Ash Falls by Warren Read

Ash Falls chronicles the news of a prison escapee in the 1980s and its effects on a ash fallscommunity, as told through several viewpoints.

Ash Falls is a small town in the mountains of Washington State with a dicey economy.  Everyone knows everybody else and their business.  There’s a sense of security in this, but also confinement.

When Ernie Luntz, en route from a maximum to a medium security prison in Washington State, leaves the prison system through a tragic twist of luck, his potential reappearance looms over Ash Falls where his ex-wife and teenage son live, with much speculation as to what will happen if he returns there.

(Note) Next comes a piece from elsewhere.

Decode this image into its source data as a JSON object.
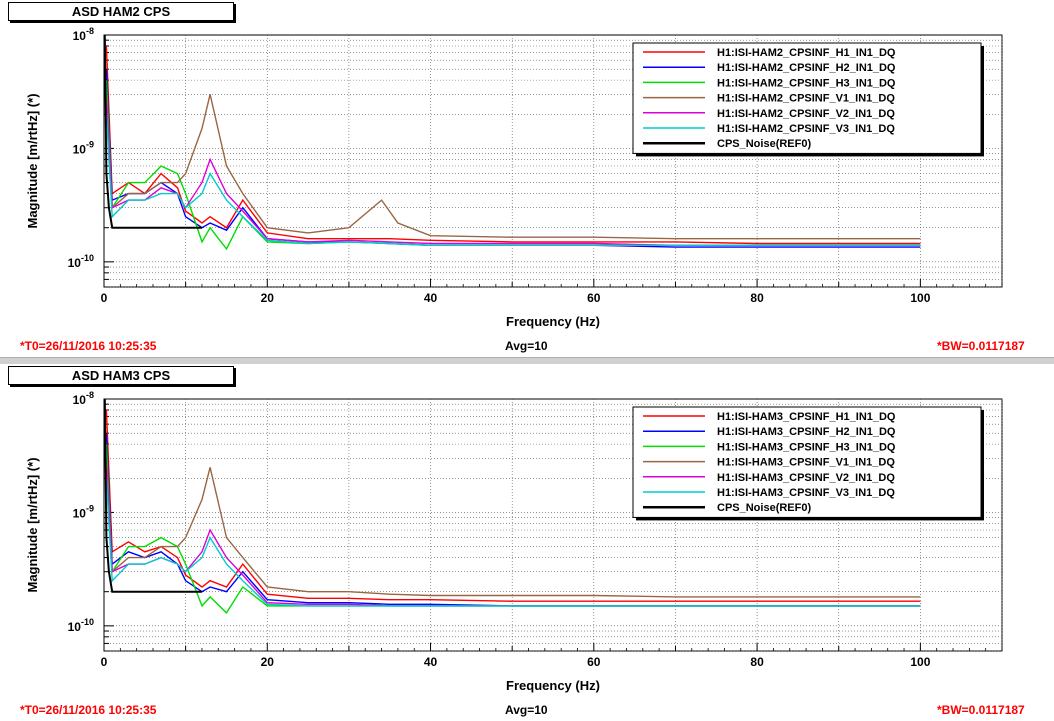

Bobbie Luntz, nurse at the local high school, gave up on their marriage long before Ernie went to jail for bludgeoning a mouthy teenager during a town festival.  She lives a sort of half-life as a mom and maintains a faltering affair with Hank Kelleher, a pot-dealing retired school teacher who lives in the woods away from town.

Hank has his own issues with aging, and a love/hate relationship with his sister Lyla Henry and her family.  Lyla and husband Jonas have held forth with a certain middle class snobbishness while raising a son who is everything they are not – a troublemaker from day one who is now in his early twenties and married to seventeen-year-old Marcelle.

Marcelle sees an early marriage as an easy getaway from the doldrums of high school.  Unfortunately, it is no escape for her, as her husband Eugene is an emotional man-child, their marriage loveless, her mother-in-law overly critical, and overeating her only solace.

Bobbie’s son Patrick and Marcelle were close friends in high school before she got married.  Within the confines of Ash Falls, Patrick barely fits in, and at times, he runs away to foster home of sorts in Seattle, where the situation seems more real to him.  Patrick bides his time finishing school while working part-time at a mink farm.  The job is dirty and tedious and his boss is an old crank, but Patrick finds a sort of structure there.

In capturing the claustrophobic feel of a small town, the novel excels.  There’s a real sense of hopelessness here, the only glimmers of hope being in the aftermath of tragedies.  The small town America the author evokes here could be anywhere in the country, and even if the story happens thirty years ago, the setting still resonates.